Each site holds one or more documents, referred to as Web pages. Each Web page can contain a link to other pages in the same site or at other sites. The pages can be retrieved and viewed by using browsers. Let us go through the scenario shown in Figure . The client needs to see some information that it knows belongs to site A. It sends a request through its browser, a program that is designed to fetch Web documents. The request, among other information, includes the address of the site and the Web page, called the URL, which we will discuss shortly. The server at site A finds the document and sends it to the client. When the user views the document, she finds some references to other documents, including a Web page at site B. The reference has the URL for the new site. The user is also interested in seeing this document. The client sends another request to the new site, and the new page is retrieved.
BROWSER
A variety of vendors offer commercial browsers that interpret and display a Web document, and all use nearly the same architecture. Each browser usually consists of three parts: a controller, client protocol, and interpreters. The controller receives input from the keyboard or the mouse and uses the client programs to access the document. After the document has been accessed, the controller uses one of the interpreters to display the document on the screen. The client protocol can be one of the protocols described previously such as FTP or HTIP (described later in the chapter). The interpreter can be HTML, Java, or JavaScript, depending on the type of document.


SERVER
The Web page is stored at the server. Each time a client request arrives, the corresponding document is sent to the client. To improve efficiency, servers normally store requested files in a cache in memory; memory is faster to access than disk. A server can also become more efficient through multithreading or multiprocessing. In this case, a server can answer more than one request at a time.
URL
A client that wants to access a Web page needs the address. To facilitate the access of documents distributed throughout the world, HTTP uses locators. The uniform resource locator (URL) is a standard for specifying any kind of information on the Internet. The URL defines four things: protocol, host computer, port, and path.

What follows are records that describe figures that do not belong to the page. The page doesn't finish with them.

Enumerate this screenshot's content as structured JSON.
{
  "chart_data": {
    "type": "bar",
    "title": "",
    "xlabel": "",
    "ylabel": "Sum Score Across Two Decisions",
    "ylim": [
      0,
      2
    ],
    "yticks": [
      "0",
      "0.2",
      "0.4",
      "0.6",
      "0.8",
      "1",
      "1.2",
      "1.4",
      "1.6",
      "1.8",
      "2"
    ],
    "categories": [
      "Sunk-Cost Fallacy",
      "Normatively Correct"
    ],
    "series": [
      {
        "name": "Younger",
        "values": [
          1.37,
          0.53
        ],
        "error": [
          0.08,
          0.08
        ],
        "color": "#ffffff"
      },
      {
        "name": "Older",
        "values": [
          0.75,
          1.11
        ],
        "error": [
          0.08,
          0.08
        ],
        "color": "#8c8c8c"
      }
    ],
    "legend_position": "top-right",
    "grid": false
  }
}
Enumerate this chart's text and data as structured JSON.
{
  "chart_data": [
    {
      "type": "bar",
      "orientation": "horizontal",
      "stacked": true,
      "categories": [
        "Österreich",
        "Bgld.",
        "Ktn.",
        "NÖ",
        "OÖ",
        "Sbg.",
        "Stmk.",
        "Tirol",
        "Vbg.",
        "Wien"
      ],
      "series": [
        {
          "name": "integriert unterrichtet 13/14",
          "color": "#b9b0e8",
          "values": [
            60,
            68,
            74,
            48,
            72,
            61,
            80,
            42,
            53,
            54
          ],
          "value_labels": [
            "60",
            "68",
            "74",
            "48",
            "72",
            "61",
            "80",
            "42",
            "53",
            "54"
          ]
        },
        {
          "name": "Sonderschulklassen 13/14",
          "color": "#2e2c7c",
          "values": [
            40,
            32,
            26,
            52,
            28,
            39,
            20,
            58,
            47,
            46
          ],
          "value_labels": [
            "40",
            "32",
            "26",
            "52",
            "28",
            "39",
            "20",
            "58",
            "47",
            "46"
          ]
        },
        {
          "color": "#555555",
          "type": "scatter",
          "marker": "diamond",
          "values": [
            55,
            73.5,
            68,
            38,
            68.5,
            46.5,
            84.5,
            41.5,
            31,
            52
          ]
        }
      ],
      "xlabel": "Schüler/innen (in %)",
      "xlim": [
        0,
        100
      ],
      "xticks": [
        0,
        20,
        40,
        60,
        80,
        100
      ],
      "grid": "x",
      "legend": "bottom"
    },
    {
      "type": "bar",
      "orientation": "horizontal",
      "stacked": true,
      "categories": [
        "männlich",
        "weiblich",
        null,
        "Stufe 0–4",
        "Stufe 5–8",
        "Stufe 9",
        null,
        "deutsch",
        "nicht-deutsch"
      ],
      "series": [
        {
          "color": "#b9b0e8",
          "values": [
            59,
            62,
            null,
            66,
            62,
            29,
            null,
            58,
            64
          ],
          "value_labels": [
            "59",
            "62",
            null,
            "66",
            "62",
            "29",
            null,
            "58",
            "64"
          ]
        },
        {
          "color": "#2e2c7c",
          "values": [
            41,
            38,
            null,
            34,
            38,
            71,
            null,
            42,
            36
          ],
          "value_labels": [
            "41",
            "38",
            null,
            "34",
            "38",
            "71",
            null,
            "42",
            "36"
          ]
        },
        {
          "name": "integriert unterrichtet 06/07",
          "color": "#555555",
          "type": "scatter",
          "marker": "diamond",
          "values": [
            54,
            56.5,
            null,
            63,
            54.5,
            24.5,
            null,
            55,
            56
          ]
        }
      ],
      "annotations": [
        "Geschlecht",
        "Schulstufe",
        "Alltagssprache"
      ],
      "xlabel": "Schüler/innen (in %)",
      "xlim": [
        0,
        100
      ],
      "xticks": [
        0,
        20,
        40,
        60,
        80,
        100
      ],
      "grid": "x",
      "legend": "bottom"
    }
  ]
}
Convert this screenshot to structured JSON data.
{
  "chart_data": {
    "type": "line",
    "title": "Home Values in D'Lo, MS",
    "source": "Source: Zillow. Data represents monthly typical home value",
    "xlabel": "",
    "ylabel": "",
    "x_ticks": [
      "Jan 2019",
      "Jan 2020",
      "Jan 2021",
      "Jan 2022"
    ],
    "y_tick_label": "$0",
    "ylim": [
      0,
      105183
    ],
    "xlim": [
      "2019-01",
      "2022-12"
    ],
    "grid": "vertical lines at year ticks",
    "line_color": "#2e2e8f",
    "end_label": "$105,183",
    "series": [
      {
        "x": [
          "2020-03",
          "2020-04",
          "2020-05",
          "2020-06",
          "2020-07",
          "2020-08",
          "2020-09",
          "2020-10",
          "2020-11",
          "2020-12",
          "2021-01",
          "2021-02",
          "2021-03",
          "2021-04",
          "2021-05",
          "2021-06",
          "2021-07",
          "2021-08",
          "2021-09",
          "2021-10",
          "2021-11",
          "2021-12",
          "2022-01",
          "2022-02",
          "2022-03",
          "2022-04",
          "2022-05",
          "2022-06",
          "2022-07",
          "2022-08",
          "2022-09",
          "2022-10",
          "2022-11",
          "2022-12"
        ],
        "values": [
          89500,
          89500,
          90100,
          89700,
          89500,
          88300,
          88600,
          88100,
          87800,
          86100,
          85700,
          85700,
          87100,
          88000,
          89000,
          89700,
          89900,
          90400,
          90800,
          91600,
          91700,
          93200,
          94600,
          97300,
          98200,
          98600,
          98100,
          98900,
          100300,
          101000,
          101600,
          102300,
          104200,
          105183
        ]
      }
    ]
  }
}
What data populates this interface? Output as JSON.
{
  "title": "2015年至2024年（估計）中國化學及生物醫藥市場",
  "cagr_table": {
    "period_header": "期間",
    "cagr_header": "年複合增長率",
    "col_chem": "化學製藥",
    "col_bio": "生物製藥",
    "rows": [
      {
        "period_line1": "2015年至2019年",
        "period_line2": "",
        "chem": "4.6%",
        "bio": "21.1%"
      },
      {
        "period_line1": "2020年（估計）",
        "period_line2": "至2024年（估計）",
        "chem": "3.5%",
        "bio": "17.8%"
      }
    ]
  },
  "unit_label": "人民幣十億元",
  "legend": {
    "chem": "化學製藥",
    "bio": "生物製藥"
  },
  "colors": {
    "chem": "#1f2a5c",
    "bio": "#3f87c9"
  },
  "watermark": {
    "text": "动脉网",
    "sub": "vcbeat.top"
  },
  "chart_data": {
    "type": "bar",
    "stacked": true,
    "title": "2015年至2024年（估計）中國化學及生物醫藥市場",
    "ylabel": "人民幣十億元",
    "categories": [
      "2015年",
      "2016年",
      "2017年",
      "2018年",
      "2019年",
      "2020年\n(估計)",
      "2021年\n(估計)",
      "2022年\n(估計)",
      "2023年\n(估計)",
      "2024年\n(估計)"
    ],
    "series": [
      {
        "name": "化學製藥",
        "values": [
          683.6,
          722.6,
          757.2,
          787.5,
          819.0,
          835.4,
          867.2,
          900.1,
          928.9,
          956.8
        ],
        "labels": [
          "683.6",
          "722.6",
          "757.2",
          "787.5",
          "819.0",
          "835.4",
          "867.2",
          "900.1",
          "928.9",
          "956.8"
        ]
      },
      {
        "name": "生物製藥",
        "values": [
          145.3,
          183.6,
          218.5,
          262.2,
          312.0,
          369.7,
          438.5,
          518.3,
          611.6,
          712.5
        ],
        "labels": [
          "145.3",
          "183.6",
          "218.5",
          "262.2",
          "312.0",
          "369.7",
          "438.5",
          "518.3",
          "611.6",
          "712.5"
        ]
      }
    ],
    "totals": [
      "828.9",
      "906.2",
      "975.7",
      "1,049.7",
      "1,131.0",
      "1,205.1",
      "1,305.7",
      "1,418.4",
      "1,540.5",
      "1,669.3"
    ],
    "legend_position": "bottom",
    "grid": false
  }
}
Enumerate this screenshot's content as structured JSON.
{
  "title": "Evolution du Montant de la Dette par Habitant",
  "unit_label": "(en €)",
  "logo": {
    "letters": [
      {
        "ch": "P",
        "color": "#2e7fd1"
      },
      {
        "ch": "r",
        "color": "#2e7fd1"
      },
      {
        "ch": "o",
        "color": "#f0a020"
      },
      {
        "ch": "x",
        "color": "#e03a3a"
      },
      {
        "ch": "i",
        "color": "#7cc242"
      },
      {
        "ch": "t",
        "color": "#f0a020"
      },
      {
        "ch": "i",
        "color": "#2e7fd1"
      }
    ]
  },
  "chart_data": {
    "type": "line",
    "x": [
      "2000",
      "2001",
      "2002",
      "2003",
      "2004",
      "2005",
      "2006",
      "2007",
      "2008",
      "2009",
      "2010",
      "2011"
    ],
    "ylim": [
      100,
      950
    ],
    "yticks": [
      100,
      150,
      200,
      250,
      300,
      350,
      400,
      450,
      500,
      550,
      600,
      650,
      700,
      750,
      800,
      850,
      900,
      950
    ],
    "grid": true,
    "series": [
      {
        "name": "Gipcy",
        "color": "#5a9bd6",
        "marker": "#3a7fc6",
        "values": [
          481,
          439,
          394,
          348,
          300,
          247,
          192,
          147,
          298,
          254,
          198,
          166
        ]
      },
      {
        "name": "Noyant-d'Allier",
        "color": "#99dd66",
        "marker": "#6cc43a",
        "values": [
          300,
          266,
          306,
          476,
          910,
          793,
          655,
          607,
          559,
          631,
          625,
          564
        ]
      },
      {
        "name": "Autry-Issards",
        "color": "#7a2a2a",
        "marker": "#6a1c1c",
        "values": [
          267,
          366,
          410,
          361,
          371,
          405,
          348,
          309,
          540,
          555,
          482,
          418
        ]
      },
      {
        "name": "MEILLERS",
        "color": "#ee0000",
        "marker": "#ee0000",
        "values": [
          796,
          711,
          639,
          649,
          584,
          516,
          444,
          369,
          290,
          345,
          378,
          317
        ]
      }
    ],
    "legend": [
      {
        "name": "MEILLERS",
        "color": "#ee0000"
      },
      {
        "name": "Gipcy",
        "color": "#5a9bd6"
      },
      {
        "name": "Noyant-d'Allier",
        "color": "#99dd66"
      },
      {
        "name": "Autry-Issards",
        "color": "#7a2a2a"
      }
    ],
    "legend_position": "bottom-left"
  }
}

The protocol is the client/server program used to retrieve the document. Many different protocols can retrieve a document; among them are FTP or HTTP. The most common today is HTTP. The host is the computer on which the information is located, although the name of the computer can be an alias. Web pages are usually stored in computers, and computers are given alias names that usually begin with the characters “www”. This is not mandatory, however, as the host can be any name given to the computer that hosts the Web page. The URL can optionally contain the port number of the server. If the port is included, it is inserted between the host and the path, and it is separated from the host by a colon. Path is the pathname of the file where the information is located. Note that the path can itself contain slashes that, in the UNIX operating system, separate the directories from the subdirectories and files.